I am a huge fan of Love and Logic. I find it to be an incredibly effective approach. That said, I would caution you to really research it and understand what your goals are. He is an older child and he has special needs. If you jump in with both feet and just let him fail, he probably will fail and you will not find it brings you what you are looking for. I am not sure what part of Colorado you are in, but the Love and Logic Institute is located in Golden. Every year they have week long seminars in Denver.

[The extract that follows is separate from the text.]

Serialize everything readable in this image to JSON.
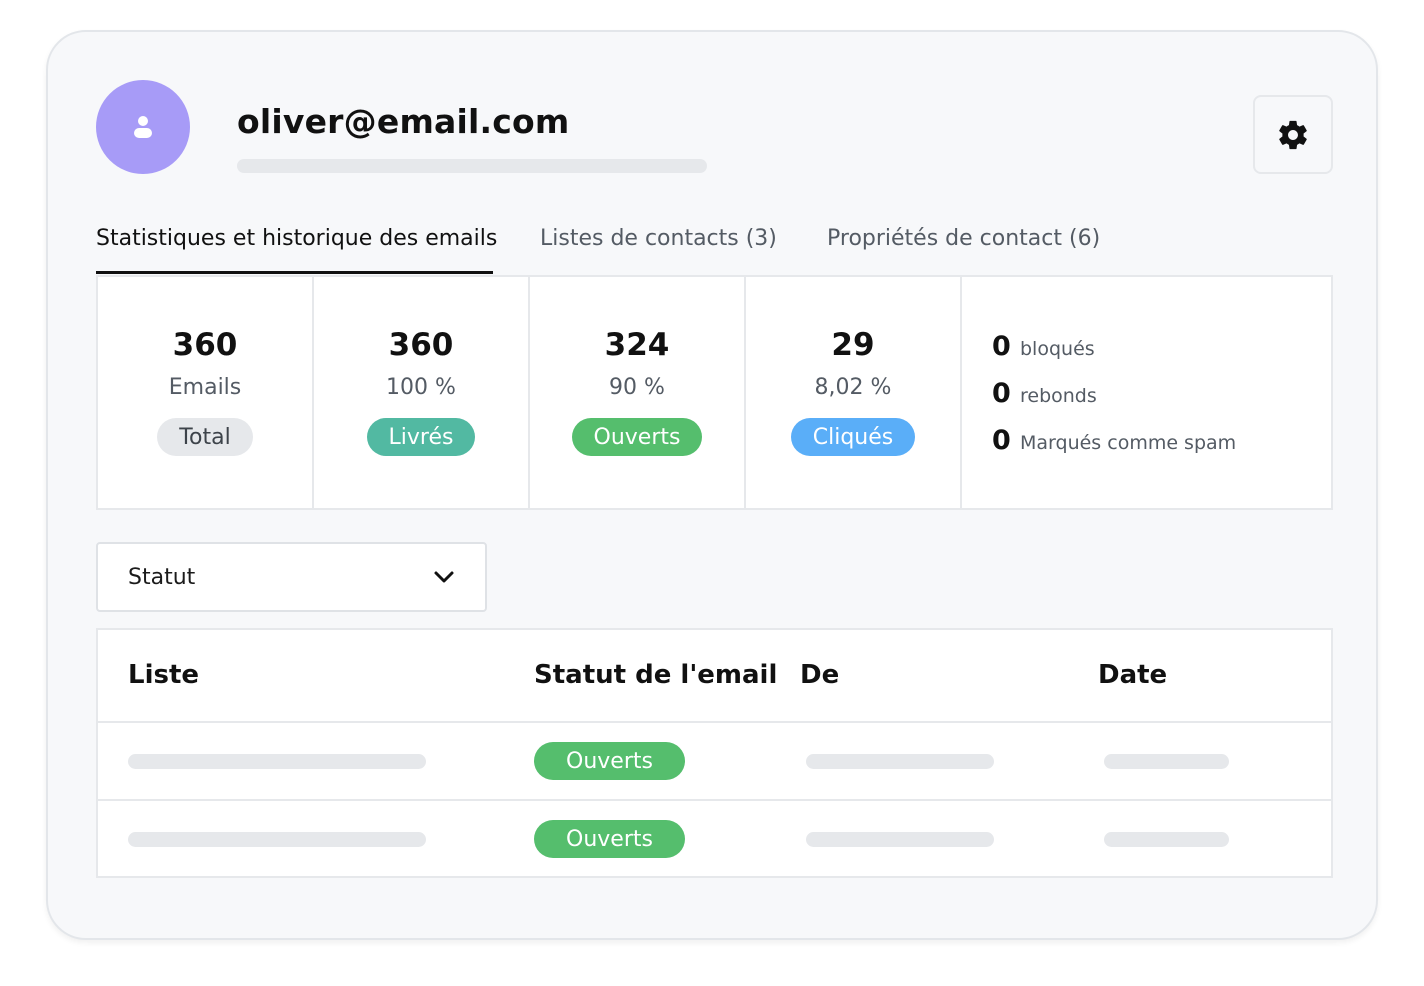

I would encourage you strongly to go beyond listening to the CD's and actually attend workshops given by Jim, Charles, or Foster. You do not have an easy task ahead of you and if you are able to seek guidance directly from one of these three, I think your chance of success will be much higher. I think the Love and Logic approach may be able to give you the tools you need to help Robin. It will take time and a lot of dedication on your part. But I truly believe his teacher is giving you sound advice by pointing you in this direction. Good luck!
Ugh, there's a seminar tomorrow here in Colorado Springs!!! I can't spring that on parents with only one day notice, though. I did talk to someone at L&L and they suggested an audio specifically targeted for ADHD kids. She said they don't have anything specific for bipolar, but this should help me. I've put it and a bunch of other L&L material on hold at the library. Most is available and I'll pick them up Thursday when the bookmobile is out here. I'll have lots of reading and listening to do this weekend! lol She did tell me they should have some more seminars starting in May so I'll have to keep a lookout. I know I have the basic book around here somewhere (if I didn't give it away). I'll have to look some more. Thanx for the tips, Melanie.
I hope you find some things that work for you. If you have any questions about the books and cds, I am happy to try and help. I've been using these techniques since before Peyton was born so I am pretty comfortable with the method. The nice thing about the cds is that they are very fun to listen to. They are done in conversation form so they are not dry (with the exception of the very first book). Enjoy!
I'm currently reading Love and Logic - Parenting Teenagers. I haven't read a lot of it yet. I used it, sortof, when my son was younger. His ADHD doctor suggested it when he was in kindergarten. I like the idea of natural consequences, but since my son is special needs (LD and ADHD), I don't think it's possible to be a L&L purist. Have you read The Explosive Child? I thought that was helpful during the difficult toddler and preschool years. I don't know about the teens years, bec luckily the raging stopped when he was 5. Another book that has helped A LOT in a weird sort of way is The Nurture Assumption. I'm actually reading the chapter on "problem kids" for a 3rd time the last few nights and I'll probably re-read the whole book. It really gives you a whole different view of raising kids.